Columbine Victim's Father Injects Himself in New Zealand's Gun Debate

AP Photo/Lisa Marie Pane

The Columbine massacre was an unfortunate marker in American history. It really seems to have sparked the modern mass shooting epidemic in many ways. Numerous mass murderers were found to have pretty much deified the killers, referring to them as martyrs.

It was a terrible massacre and is still one of the bloodier school massacres.

Another bloody massacre wasn't American at all. It happened in Christchurch, New Zealand. In response to the shooting, the nation basically banned semi-automatic firearms across the board. Some are still in private hands but only a few hundred people in the entire nation have a license to shoot them.

For now, at least.

As we've noted previously, there's an effort underway to examine New Zealand's gun laws and possibly repeal the semi-auto ban.

Which brings us back to Columbine, strangely.
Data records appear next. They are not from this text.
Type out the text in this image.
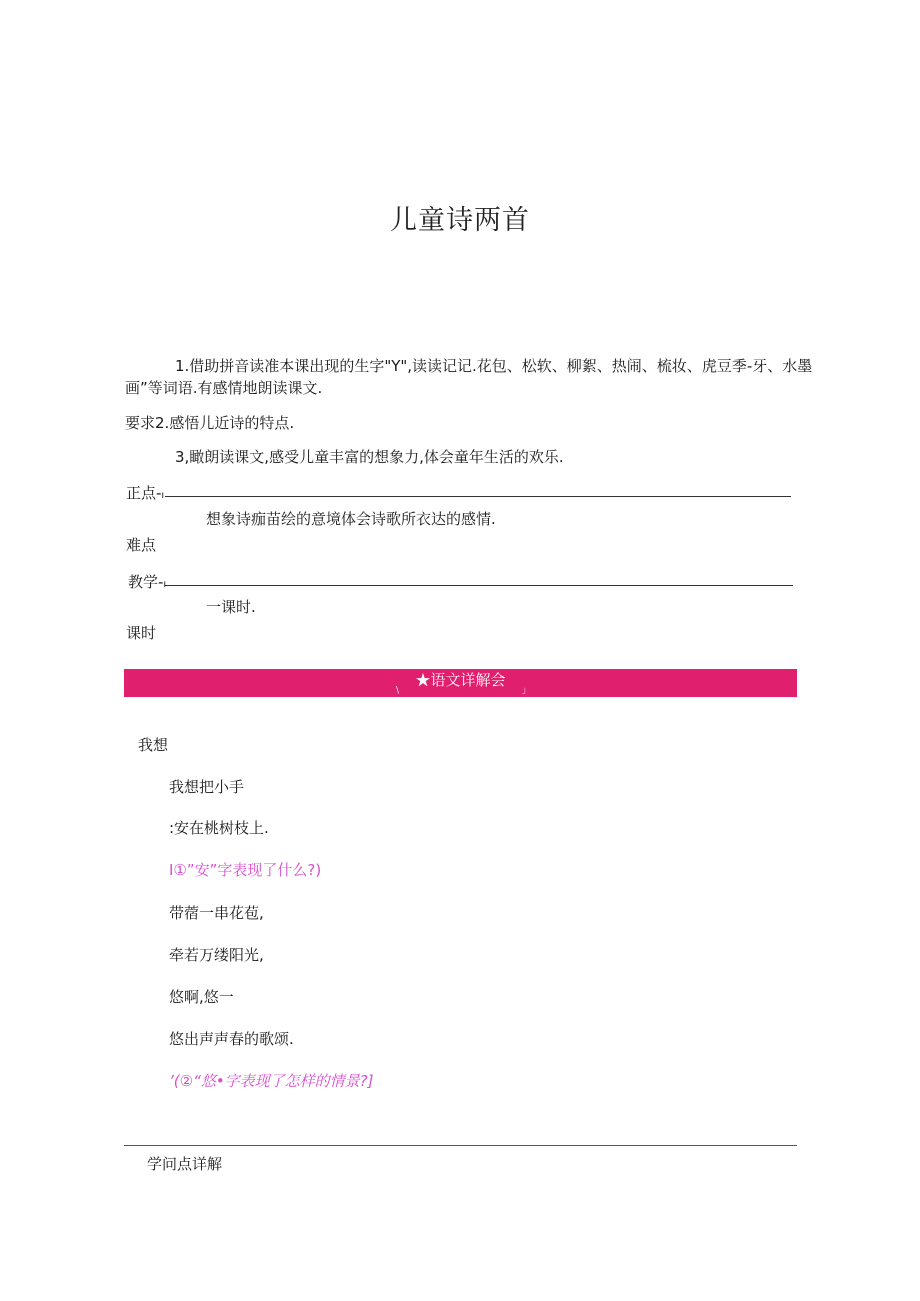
儿童诗两首
1.借助拼音读准本课出现的生字"Y",读读记记.花包、松软、柳絮、热闹、梳妆、虎豆季-牙、水墨
画”等词语.有感情地朗读课文.
要求2.感悟儿近诗的特点.
3,瞰朗读课文,感受儿童丰富的想象力,体会童年生活的欢乐.
正点-ı
想象诗痂苗绘的意境体会诗歌所衣达的感情.
难点
教学-ı
一课时.
课时
★语文详解会
\	」
我想
我想把小手
:安在桃树枝上.
I①”安”字表现了什么?)
带蓿一串花苞,
牵若万缕阳光,
悠啊,悠一
悠出声声春的歌颂.
’(②“悠•字表现了怎样的情景?]
学问点详解
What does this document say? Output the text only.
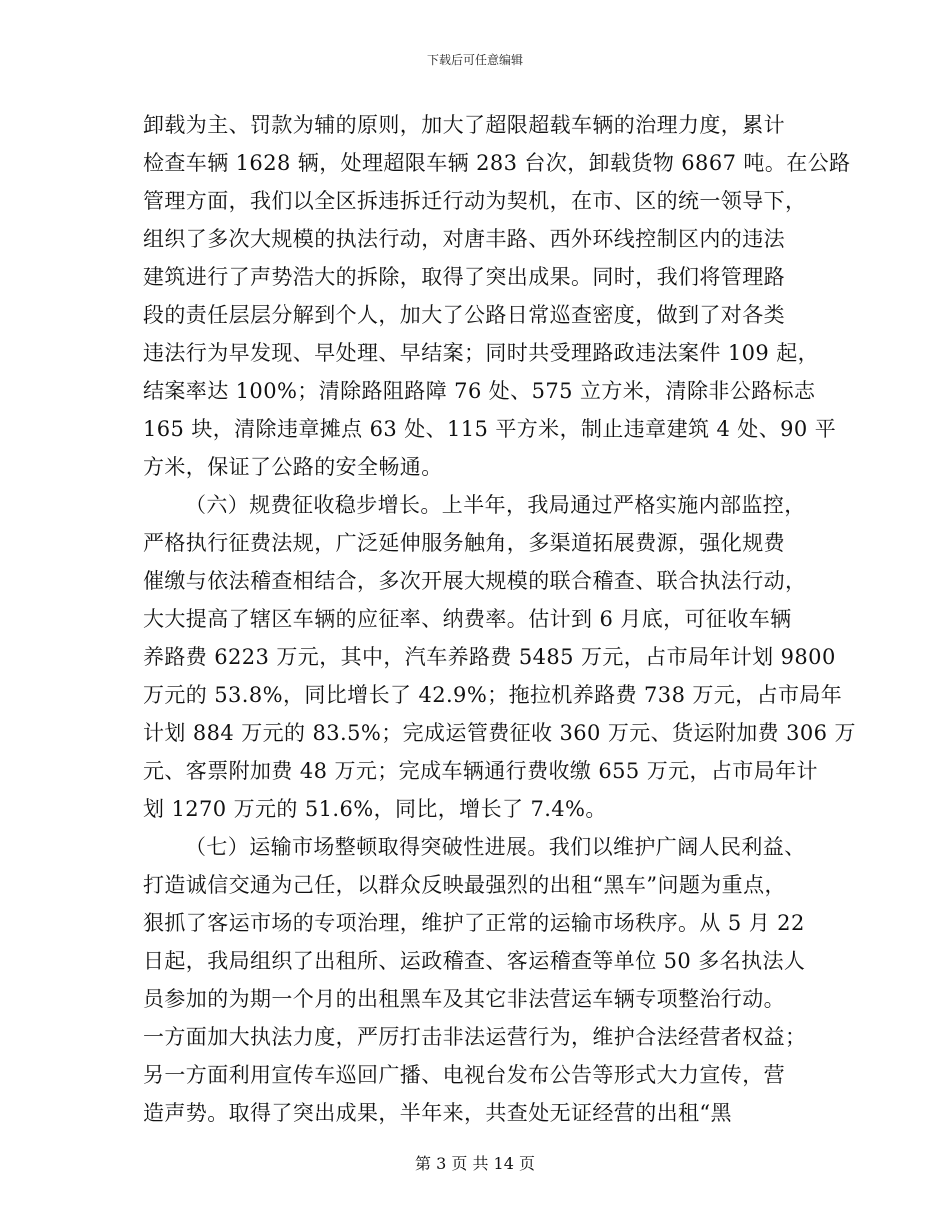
下载后可任意编辑
卸载为主、罚款为辅的原则，加大了超限超载车辆的治理力度，累计
检查车辆 1628 辆，处理超限车辆 283 台次，卸载货物 6867 吨。在公路
管理方面，我们以全区拆违拆迁行动为契机，在市、区的统一领导下，
组织了多次大规模的执法行动，对唐丰路、西外环线控制区内的违法
建筑进行了声势浩大的拆除，取得了突出成果。同时，我们将管理路
段的责任层层分解到个人，加大了公路日常巡查密度，做到了对各类
违法行为早发现、早处理、早结案；同时共受理路政违法案件 109 起，
结案率达 100%；清除路阻路障 76 处、575 立方米，清除非公路标志
165 块，清除违章摊点 63 处、115 平方米，制止违章建筑 4 处、90 平
方米，保证了公路的安全畅通。
（六）规费征收稳步增长。上半年，我局通过严格实施内部监控，
严格执行征费法规，广泛延伸服务触角，多渠道拓展费源，强化规费
催缴与依法稽查相结合，多次开展大规模的联合稽查、联合执法行动，
大大提高了辖区车辆的应征率、纳费率。估计到 6 月底，可征收车辆
养路费 6223 万元，其中，汽车养路费 5485 万元，占市局年计划 9800
万元的 53.8%，同比增长了 42.9%；拖拉机养路费 738 万元，占市局年
计划 884 万元的 83.5%；完成运管费征收 360 万元、货运附加费 306 万
元、客票附加费 48 万元；完成车辆通行费收缴 655 万元，占市局年计
划 1270 万元的 51.6%，同比，增长了 7.4%。
（七）运输市场整顿取得突破性进展。我们以维护广阔人民利益、
打造诚信交通为己任，以群众反映最强烈的出租“黑车”问题为重点，
狠抓了客运市场的专项治理，维护了正常的运输市场秩序。从 5 月 22
日起，我局组织了出租所、运政稽查、客运稽查等单位 50 多名执法人
员参加的为期一个月的出租黑车及其它非法营运车辆专项整治行动。
一方面加大执法力度，严厉打击非法运营行为，维护合法经营者权益；
另一方面利用宣传车巡回广播、电视台发布公告等形式大力宣传，营
造声势。取得了突出成果，半年来，共查处无证经营的出租“黑
第 3 页 共 14 页
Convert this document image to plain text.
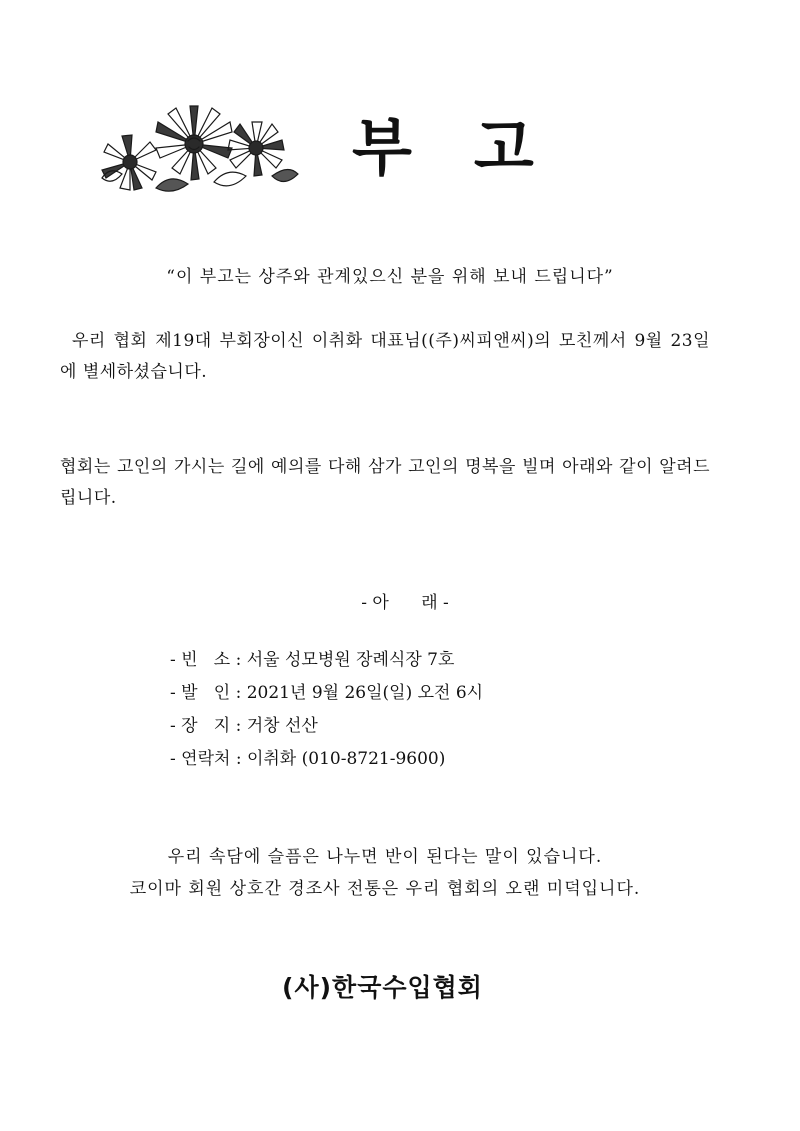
부고
“이 부고는 상주와 관계있으신 분을 위해 보내 드립니다”
우리 협회 제19대 부회장이신 이취화 대표님((주)씨피앤씨)의 모친께서 9월 23일에 별세하셨습니다.
협회는 고인의 가시는 길에 예의를 다해 삼가 고인의 명복을 빌며 아래와 같이 알려드립니다.
- 아      래 -
- 빈   소 : 서울 성모병원 장례식장 7호
- 발   인 : 2021년 9월 26일(일) 오전 6시
- 장   지 : 거창 선산
- 연락처 : 이취화 (010-8721-9600)
우리 속담에 슬픔은 나누면 반이 된다는 말이 있습니다.
코이마 회원 상호간 경조사 전통은 우리 협회의 오랜 미덕입니다.
(사)한국수입협회
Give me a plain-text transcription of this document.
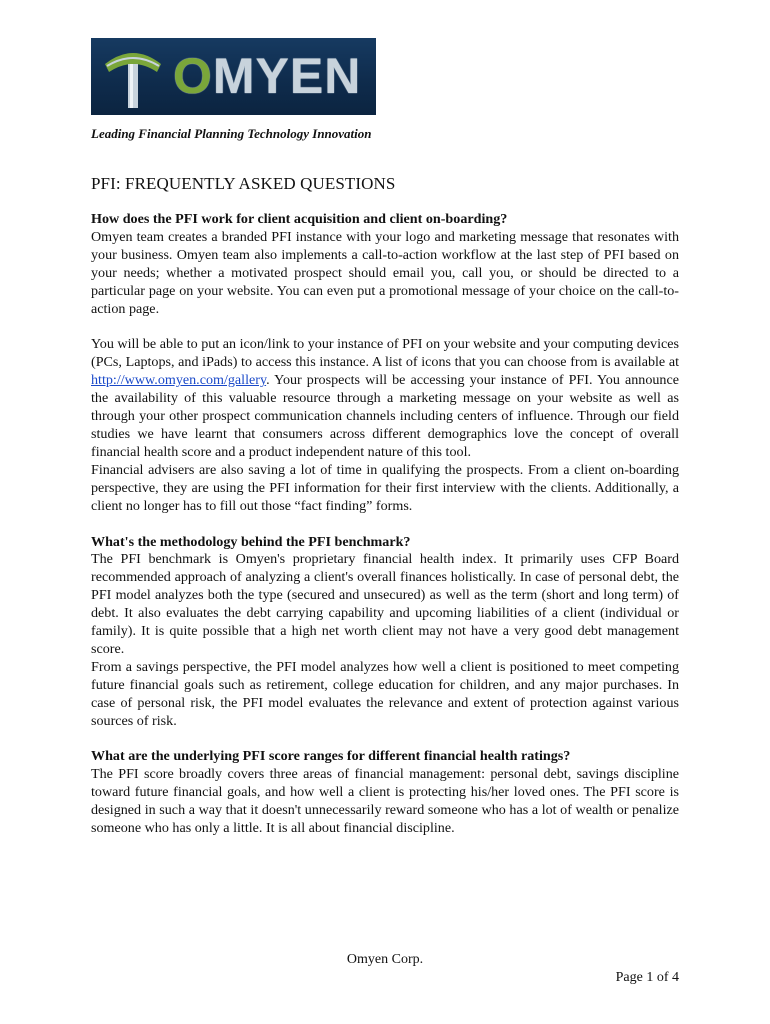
OMYEN
Leading Financial Planning Technology Innovation
PFI: FREQUENTLY ASKED QUESTIONS

How does the PFI work for client acquisition and client on-boarding?

Omyen team creates a branded PFI instance with your logo and marketing message that resonates with your business. Omyen team also implements a call-to-action workflow at the last step of PFI based on your needs; whether a motivated prospect should email you, call you, or should be directed to a particular page on your website. You can even put a promotional message of your choice on the call-to-action page.

You will be able to put an icon/link to your instance of PFI on your website and your computing devices (PCs, Laptops, and iPads) to access this instance. A list of icons that you can choose from is available at http://www.omyen.com/gallery. Your prospects will be accessing your instance of PFI. You announce the availability of this valuable resource through a marketing message on your website as well as through your other prospect communication channels including centers of influence. Through our field studies we have learnt that consumers across different demographics love the concept of overall financial health score and a product independent nature of this tool.

Financial advisers are also saving a lot of time in qualifying the prospects. From a client on-boarding perspective, they are using the PFI information for their first interview with the clients. Additionally, a client no longer has to fill out those “fact finding” forms.

What's the methodology behind the PFI benchmark?

The PFI benchmark is Omyen's proprietary financial health index. It primarily uses CFP Board recommended approach of analyzing a client's overall finances holistically. In case of personal debt, the PFI model analyzes both the type (secured and unsecured) as well as the term (short and long term) of debt. It also evaluates the debt carrying capability and upcoming liabilities of a client (individual or family). It is quite possible that a high net worth client may not have a very good debt management score.

From a savings perspective, the PFI model analyzes how well a client is positioned to meet competing future financial goals such as retirement, college education for children, and any major purchases. In case of personal risk, the PFI model evaluates the relevance and extent of protection against various sources of risk.

What are the underlying PFI score ranges for different financial health ratings?

The PFI score broadly covers three areas of financial management: personal debt, savings discipline toward future financial goals, and how well a client is protecting his/her loved ones. The PFI score is designed in such a way that it doesn't unnecessarily reward someone who has a lot of wealth or penalize someone who has only a little. It is all about financial discipline.

Omyen Corp.
Page 1 of 4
It seems the father of one of those slain that day wants to warn New Zealand.

Fifteen-year-old Daniel Mauser was one of those killed in the school’s library.

Daniel’s father, Tom, has spent the last 25 years advocating for gun control in America and told The Front Page that it’s important New Zealand remain vigilant when it comes to firearms.

Three of the guns used by his son’s murderers were obtained through loopholes in Colorado legislation. And while the exact technicality adopted by Harris and Klebold cannot be applied in New Zealand, Mauser said everything should be done to give less opportunity to those who want to exploit the law.

“So often what killers do is they find loopholes in our laws. And if you’re going to give them an opening, they’re going to take it. And I think we have to do all we can to close those loopholes,” he said.

Using loopholes is also what [the Christchurch killer] did to make his weapons more deadly on March 15.

While [he] was not entitled to own military-style semi-automatic firearms with his standard firearms licence, he was able to legally acquire both the rifles and the large-capacity magazines separately.

Not having an E endorsement meant it was illegal for him to put those large-capacity magazines into his semi-automatic rifles. But he was able to do so anyway.

Except the Christchurch killer broke the gun control laws on the books. That's not a loophole, it's a violation of existing law.

The Columbine killers also broke the law, having someone else buy the gun for them. That's a straw purchase. It's not a loophole, it's flat-out illegal.

New Zealand, however, isn't Colorado.

Prior to Christchurch, there hadn't been a mass murder by firearm in New Zealand since 1997. From 1990 to 1997, there were six total, and the one previous to that was way back in 1951. In other words, with a brief exception during the 1990s, New Zealand didn't have a lot of mass shootings, even with relatively ready access to semi-automatic firearms.

They've had one since Christchurch, though. The killer used a pump-action shotgun, which is kind of the point here.

You see, while I get that Mauser is still shaken by his son's murder, the truth is that a bad guy doesn't need a semi-automatic to murder a bunch of people. That's especially true in a society like New Zealand where they're not especially known for their gun culture. There aren't likely to be many people who can fight back.

Mauser, however, is like many other survivors of those killed in mass murders. He's looking to blame someone or something and anti-gunners were ready to provide someone he could blame.

Let's remember a few things that Mauser neglects to mention in his discussion of New Zealand's gun laws.

First, Columbine happened smack dab in the middle of the era when the Assault Weapon Ban was in effect. In fact, the killers didn't use AR-15s or anything of the sort. One weapon used by them was a pistol-caliber carbine, as well as a couple of handguns and a couple of different shotguns. Again, they were also too young to obtain the firearms legally, so they got them illegally.

Gun laws failed in Columbine. They failed in Christchurch. They fail time and time again.

So Mauser needs to wake up to that fact and recognize that the two people responsible for his boy's murder are dead and the world is a better place because they're dead. It's not because of guns, so he do well to stay out of New Zealand's discussion here. He clearly doesn't understand the topic he's spent a quarter of a century discussing.